I’m not so much interested in the Rav per se but his students.
The whole notion of kiruv (outreach), which is so important today, is something started by Chabad. Today the yeshiva world — Aish HaTorah, Ohr Somayach, and the rest — dominate kiruv, but 50 years ago, the yeshiva world was against kiruv. They didn’t want these baalei teshuva coming into their community and truth be told, they never really accepted it. If you know what it is like in the chareidi world for baalai teshuva getting shiduchim (marriage), etc.
It would take five years to just get a hold of the Chabad cannon. I was asked to write a book on the Lubavitcher Rebbe. It is not for me.

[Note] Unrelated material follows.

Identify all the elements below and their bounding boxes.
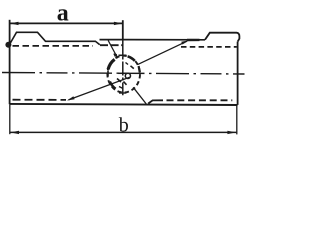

Aharon Kotler kept American yeshivas to the Right. Without Aharon Kotler, the influence of Rav Soloveitchik and Yeshiva University would’ve been much greater. Think about Chaim Berlin and Torah V’Das, the two oldest yeshivas in America, between 1950 and today. To a large extent, this is due to Lakewood.
It was difficult for any yeshiva to stand up against him. Only one did — Ner Israel, which set up a yeshiva-college program.
The classical example? In 1946, Rabbi Hutner of Chaim Berlin and Shreiva-Feivel Mendelwitz of Torah V’Das organized the American Hebrew Theological University. They submitted all the papers to the state of New York. It was post-yeshiva university. It was going to give credits in Psychology, Chemistry, Math. No humanities. A Lander College. It would’ve awarded a PhD in Theology, an MA in communal service and a Masters of Science in educational administration.
Why did they want to do this? All their students were going to Brooklyn College at night. Just think about the waste of time in the travel and the mixing with non-Orthodox Jews.
They were granted a charter by the state of New York but it was never created. Why? Because Aharon Kotler insisted that all yeshivas shun secular studies.